I believe that each of us has a limitless capacity to start a butterfly effect in every moment. When our small actions are backed by good intention, we allow space for another. One such person is Choua Thao, the first Hmong female nurse who paved the way for hundreds of Hmong women to save countless lives during the Secret War in Laos between 1962-75.
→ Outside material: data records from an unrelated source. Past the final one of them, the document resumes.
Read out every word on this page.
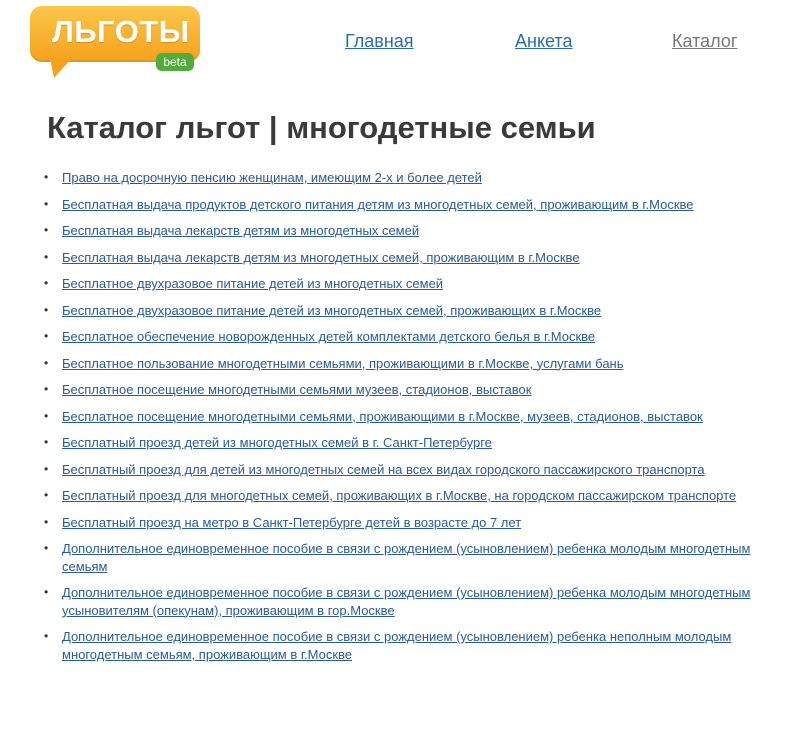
ЛЬГОТЫ
beta
Главная	Анкета	Каталог
Каталог льгот | многодетные семьи
• Право на досрочную пенсию женщинам, имеющим 2-х и более детей
• Бесплатная выдача продуктов детского питания детям из многодетных семей, проживающим в г.Москве
• Бесплатная выдача лекарств детям из многодетных семей
• Бесплатная выдача лекарств детям из многодетных семей, проживающим в г.Москве
• Бесплатное двухразовое питание детей из многодетных семей
• Бесплатное двухразовое питание детей из многодетных семей, проживающих в г.Москве
• Бесплатное обеспечение новорожденных детей комплектами детского белья в г.Москве
• Бесплатное пользование многодетными семьями, проживающими в г.Москве, услугами бань
• Бесплатное посещение многодетными семьями музеев, стадионов, выставок
• Бесплатное посещение многодетными семьями, проживающими в г.Москве, музеев, стадионов, выставок
• Бесплатный проезд детей из многодетных семей в г. Санкт-Петербурге
• Бесплатный проезд для детей из многодетных семей на всех видах городского пассажирского транспорта
• Бесплатный проезд для многодетных семей, проживающих в г.Москве, на городском пассажирском транспорте
• Бесплатный проезд на метро в Санкт-Петербурге детей в возрасте до 7 лет
• Дополнительное единовременное пособие в связи с рождением (усыновлением) ребенка молодым многодетным семьям
• Дополнительное единовременное пособие в связи с рождением (усыновлением) ребенка молодым многодетным усыновителям (опекунам), проживающим в гор.Москве
• Дополнительное единовременное пособие в связи с рождением (усыновлением) ребенка неполным молодым многодетным семьям, проживающим в г.Москве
When Choua Thao was 11 years old, she defied the traditional norm of working in the fields, and became the first Hmong girl to attend school. Her good grades soon caught the attention of the ‘International Volunteer Service’ and she was recruited to be a nurse at the tender age of 13. For 7 years, she worked and trained alongside American doctors and nurses. As the war broke out, it was a no brainer for the CIA to put Choua Thao in charge of Sam Thong Hospital in Laos. There, she worked as the head administrator, overseeing 14 departments and 3 neighboring hospitals.1
As the war grew in intensity, casualties kept flooding into Sam Thong Hospital. To save their lives, Choua Thao began actively recruiting hundreds of Hmong women, giving them training opportunities to be nurses. Under her supervision, the recruits underwent rigorous training by day, tending to over 500 patients by night. Though it was hard labor, these women persevered. They took pride in their service during the war which empowered them to excel in their duties.2
Even after the war ended, these nurses continued to save lives. They were given opportunities to resettle and further their education in the United States. This ultimately led to better-paying jobs and a brighter future for their familes who fled Laos after the war. In a close-knit Hmong community, the apple doesn’t fall far from the tree. The children of these women went on to work for the community as doctors, lawyers, and in non-profit organizations 3. Choua Thao’s ripple effect had no doubt linked the Hmong community in unimaginable ways and I’m certain the result of this goodness will continue to grow exponentially.